Animal Crossing: New Leaf's televisions has a dark secret

When you think of dark games, Animal Crossing isn't usually the first thing that comes to mind. But in the 2012 release Animal Crossing: New Leaf, players began to notice some weird coincidences popping up surrounding the number 3. There are 333 different villagers in the game, which, in and of itself, isn't too eerie. But when you combine that with a phenomenon that can be found at 3:33 a.m. in the game, things start to get weird.

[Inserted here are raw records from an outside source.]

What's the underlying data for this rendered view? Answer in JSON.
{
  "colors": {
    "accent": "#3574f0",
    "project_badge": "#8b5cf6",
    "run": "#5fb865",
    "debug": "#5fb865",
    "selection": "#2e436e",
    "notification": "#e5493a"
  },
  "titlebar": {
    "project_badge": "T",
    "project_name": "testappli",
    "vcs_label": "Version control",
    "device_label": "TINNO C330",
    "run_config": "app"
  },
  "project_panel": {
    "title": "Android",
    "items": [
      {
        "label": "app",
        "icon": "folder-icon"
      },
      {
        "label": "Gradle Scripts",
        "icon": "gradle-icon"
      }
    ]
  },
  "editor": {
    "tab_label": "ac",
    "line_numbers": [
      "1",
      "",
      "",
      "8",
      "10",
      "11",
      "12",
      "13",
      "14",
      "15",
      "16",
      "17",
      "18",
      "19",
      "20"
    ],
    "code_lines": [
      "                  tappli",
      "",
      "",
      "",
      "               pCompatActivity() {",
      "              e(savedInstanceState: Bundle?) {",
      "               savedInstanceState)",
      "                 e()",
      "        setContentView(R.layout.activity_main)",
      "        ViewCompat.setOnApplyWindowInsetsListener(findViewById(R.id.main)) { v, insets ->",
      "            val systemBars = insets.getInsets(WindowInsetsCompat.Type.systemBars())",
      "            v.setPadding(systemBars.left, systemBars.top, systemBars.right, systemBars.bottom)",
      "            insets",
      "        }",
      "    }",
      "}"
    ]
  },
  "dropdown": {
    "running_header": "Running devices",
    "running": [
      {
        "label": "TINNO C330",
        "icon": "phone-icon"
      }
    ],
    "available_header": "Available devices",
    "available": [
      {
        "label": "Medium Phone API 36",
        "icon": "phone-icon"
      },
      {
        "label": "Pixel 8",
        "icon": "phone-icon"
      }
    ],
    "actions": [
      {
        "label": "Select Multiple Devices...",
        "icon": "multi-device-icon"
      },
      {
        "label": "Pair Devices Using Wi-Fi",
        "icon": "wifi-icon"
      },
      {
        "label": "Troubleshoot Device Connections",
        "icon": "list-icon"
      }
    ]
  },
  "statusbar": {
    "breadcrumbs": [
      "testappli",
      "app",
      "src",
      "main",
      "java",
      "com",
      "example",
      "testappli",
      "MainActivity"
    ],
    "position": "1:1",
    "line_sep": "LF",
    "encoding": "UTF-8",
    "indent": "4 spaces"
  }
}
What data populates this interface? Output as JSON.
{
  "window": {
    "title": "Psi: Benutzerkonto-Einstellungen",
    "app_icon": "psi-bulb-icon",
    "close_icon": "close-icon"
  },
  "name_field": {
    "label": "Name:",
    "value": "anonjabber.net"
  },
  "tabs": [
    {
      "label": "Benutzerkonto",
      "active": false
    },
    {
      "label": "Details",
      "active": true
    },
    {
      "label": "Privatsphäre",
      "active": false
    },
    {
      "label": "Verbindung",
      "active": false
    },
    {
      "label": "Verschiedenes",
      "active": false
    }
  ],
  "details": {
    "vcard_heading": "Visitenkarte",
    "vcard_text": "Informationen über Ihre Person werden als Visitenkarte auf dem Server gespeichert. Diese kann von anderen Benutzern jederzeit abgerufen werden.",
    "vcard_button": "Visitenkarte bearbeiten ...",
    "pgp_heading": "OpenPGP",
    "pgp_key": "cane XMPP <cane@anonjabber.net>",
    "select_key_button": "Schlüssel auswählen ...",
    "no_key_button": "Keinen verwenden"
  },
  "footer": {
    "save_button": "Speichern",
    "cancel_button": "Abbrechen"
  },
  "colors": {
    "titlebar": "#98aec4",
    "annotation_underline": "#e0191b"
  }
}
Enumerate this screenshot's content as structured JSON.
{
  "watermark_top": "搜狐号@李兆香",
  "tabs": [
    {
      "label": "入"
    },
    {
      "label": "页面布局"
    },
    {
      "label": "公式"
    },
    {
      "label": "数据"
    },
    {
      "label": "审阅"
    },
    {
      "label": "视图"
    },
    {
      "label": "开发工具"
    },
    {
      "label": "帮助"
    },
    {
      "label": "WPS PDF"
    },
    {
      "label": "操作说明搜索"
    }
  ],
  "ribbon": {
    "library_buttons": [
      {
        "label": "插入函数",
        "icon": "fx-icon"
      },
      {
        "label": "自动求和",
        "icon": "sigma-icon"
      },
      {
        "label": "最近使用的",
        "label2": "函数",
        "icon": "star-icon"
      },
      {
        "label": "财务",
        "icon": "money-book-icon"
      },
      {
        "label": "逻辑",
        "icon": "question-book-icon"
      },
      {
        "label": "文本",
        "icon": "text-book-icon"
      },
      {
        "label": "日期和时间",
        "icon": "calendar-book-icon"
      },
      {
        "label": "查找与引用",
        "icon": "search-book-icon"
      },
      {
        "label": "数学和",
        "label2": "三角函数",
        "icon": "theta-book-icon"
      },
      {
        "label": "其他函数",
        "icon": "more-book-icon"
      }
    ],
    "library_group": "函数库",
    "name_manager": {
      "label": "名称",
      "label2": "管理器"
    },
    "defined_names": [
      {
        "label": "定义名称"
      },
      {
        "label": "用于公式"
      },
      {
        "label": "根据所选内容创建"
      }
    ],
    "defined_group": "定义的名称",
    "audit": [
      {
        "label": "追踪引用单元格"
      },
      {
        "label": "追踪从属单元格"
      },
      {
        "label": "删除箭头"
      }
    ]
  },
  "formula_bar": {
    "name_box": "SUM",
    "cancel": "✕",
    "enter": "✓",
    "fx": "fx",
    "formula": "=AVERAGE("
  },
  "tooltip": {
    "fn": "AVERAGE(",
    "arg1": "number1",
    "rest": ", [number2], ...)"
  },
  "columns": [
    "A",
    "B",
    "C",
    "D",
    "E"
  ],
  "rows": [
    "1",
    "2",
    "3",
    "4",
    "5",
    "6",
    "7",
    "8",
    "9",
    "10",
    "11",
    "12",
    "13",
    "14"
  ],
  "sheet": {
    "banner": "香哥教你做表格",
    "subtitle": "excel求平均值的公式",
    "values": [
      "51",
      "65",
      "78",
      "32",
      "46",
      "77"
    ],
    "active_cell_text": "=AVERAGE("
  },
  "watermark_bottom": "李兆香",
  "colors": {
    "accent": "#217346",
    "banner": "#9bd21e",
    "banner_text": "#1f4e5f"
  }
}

If you stand in front of the TV in Animal Crossing: New Leaf at 3:33 a.m., an alien will appear on the screen. He'll speak in a static-y foreign language for a moment before the screen reverts to normal at exactly 3:34. This odd alien Easter egg is eerie to say the least. But the recurrence of the number 333 is also troubling. Often used as a mockery of the holy trinity, the number three is a staple in many horror movies and urban legends. So it only makes sense that the spooky happenings in Animal Crossing would revolve around that number.

Silent Hill 2 has some familiar corpses

It's not uncommon to find dark imagery hidden throughout the Silent Hill games. The entire franchise is built on an air of mystery and ominous foreboding. So most discoveries inside the game come with a bit of a disturbing backstory. But some details in the franchise are even darker than you may have realized at first.

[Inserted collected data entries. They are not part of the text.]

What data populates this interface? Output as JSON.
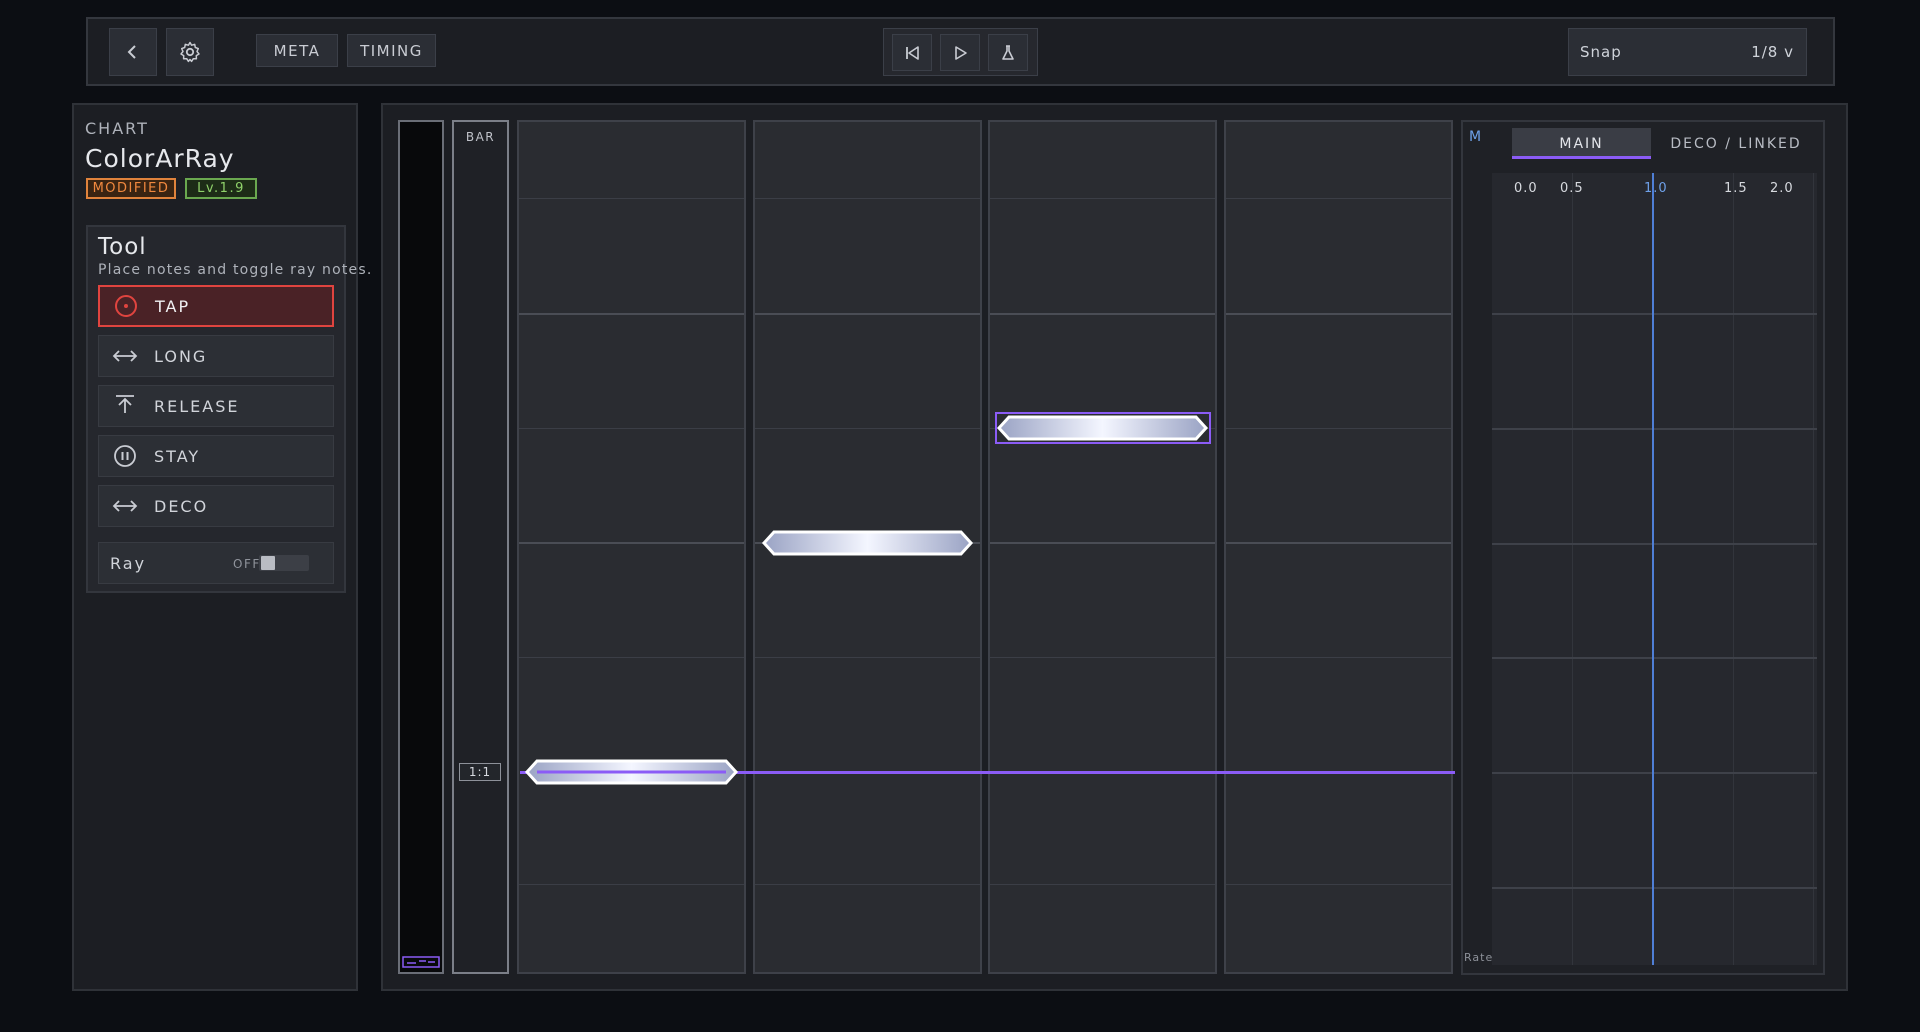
{
  "toolbar": {
    "meta_label": "META",
    "timing_label": "TIMING",
    "snap_label": "Snap",
    "snap_value": "1/8 v"
  },
  "sidebar": {
    "section_label": "CHART",
    "chart_title": "ColorArRay",
    "modified_tag": "MODIFIED",
    "level_tag": "Lv.1.9",
    "tool": {
      "title": "Tool",
      "description": "Place notes and toggle ray notes.",
      "items": [
        {
          "label": "TAP",
          "icon": "target-icon",
          "active": true
        },
        {
          "label": "LONG",
          "icon": "double-arrow-icon",
          "active": false
        },
        {
          "label": "RELEASE",
          "icon": "upload-icon",
          "active": false
        },
        {
          "label": "STAY",
          "icon": "pause-circle-icon",
          "active": false
        },
        {
          "label": "DECO",
          "icon": "double-arrow-icon",
          "active": false
        }
      ],
      "ray": {
        "label": "Ray",
        "state": "OFF"
      }
    }
  },
  "editor": {
    "bar_label": "BAR",
    "bar_marker": "1:1",
    "colors": {
      "accent": "#8b5cf6",
      "tap_active": "#e0443f",
      "modified": "#f0883e",
      "level": "#8fd16a",
      "cursor": "#4f7fd6"
    }
  },
  "rate_panel": {
    "m_label": "M",
    "tabs": [
      "MAIN",
      "DECO / LINKED"
    ],
    "active_tab": "MAIN",
    "ticks": [
      "0.0",
      "0.5",
      "1.0",
      "1.5",
      "2.0"
    ],
    "rate_label": "Rate"
  }
}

The streets in the town of Silent Hill are littered with garbage, debris, and, most unsettling, bodies. Silent Hill 2 is no exception. The set dressing would be dark enough for most people. But it wasn't dark enough for Konami. In many areas in the second Silent Hill game, the corpses that litter the ground are identical to the protagonist, James Sunderland. Sunderland would be forgiven for not noticing the resemblance between himself and the corpses, since he's probably distracted by his search for his wife. But eagle-eyed gamers have spotted the similarity. So are the corpses actually other versions of James? Or are they simply illusions to aid his dark descent into madness?